Wow. This was the most incredible musical I've seen in years. No wonder Hathaway and Jackson were both Oscar-nominated, and Hathaway won - they were amazing. "I Dreamed a Dream" is a killer moment. The rest of the cast is uniformly excellent as well, especially Crowe as justice-obsessed Javert and Redmayne as love-struck Marius. The director Tom Hooper also did the wonderful The King's Speech, interestingly another historical story in which sound, music, and speech play a major role. He insisted that the vocals be recorded live on-set, instead of in the studio. While the practice hasn't been used often since the early talkies, it helps to give a feeling of intimacy and immediacy to a sweeping story.
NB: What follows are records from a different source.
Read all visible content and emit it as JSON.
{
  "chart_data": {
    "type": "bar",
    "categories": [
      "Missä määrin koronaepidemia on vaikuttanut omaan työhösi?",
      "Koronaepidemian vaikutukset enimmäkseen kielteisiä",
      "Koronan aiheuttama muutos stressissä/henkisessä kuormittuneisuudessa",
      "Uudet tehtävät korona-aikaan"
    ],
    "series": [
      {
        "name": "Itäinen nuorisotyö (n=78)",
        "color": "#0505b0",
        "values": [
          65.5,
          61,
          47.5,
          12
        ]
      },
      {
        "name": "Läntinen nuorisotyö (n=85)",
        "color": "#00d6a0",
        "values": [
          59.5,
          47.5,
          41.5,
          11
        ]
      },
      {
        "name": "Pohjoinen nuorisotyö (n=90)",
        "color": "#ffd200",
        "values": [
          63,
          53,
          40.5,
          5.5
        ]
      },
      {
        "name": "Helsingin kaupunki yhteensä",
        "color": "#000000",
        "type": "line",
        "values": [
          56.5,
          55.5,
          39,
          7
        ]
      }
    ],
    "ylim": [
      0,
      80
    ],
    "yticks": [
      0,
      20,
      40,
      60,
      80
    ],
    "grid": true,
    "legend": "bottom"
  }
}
This show does have its detractors. While most people label it as a musical, it's really a full-blown opera, with very little speaking or dance. This isn't music breaking into the story; the music TELLS the story. If you can't handle that or don't do musicals in general, this is absolutely not for you. It's also not for people looking for a more typically light-hearted, glamorous romp. This movie is grungy and, for all of the singing, a fairly realistic representation of its time period. They didn't win a makeup and hair design award at the Oscars for making everyone look pretty.
If you're a fan of the show, you've probably already seen this. If you haven't, or are a fan of any of the stars or like your musicals meatier and more dramatic, this is an absolute must-see.
I ran a few Disney shorts before heading off to work. Work was very busy early on; they actually did ask me to stay later, but then said I could leave at the original time. It was just as well. Two of the new teenage bagger/cashiers came in around the same time the crowds started slowing down. By the time I left at 7, we didn't really need the extra help anyway.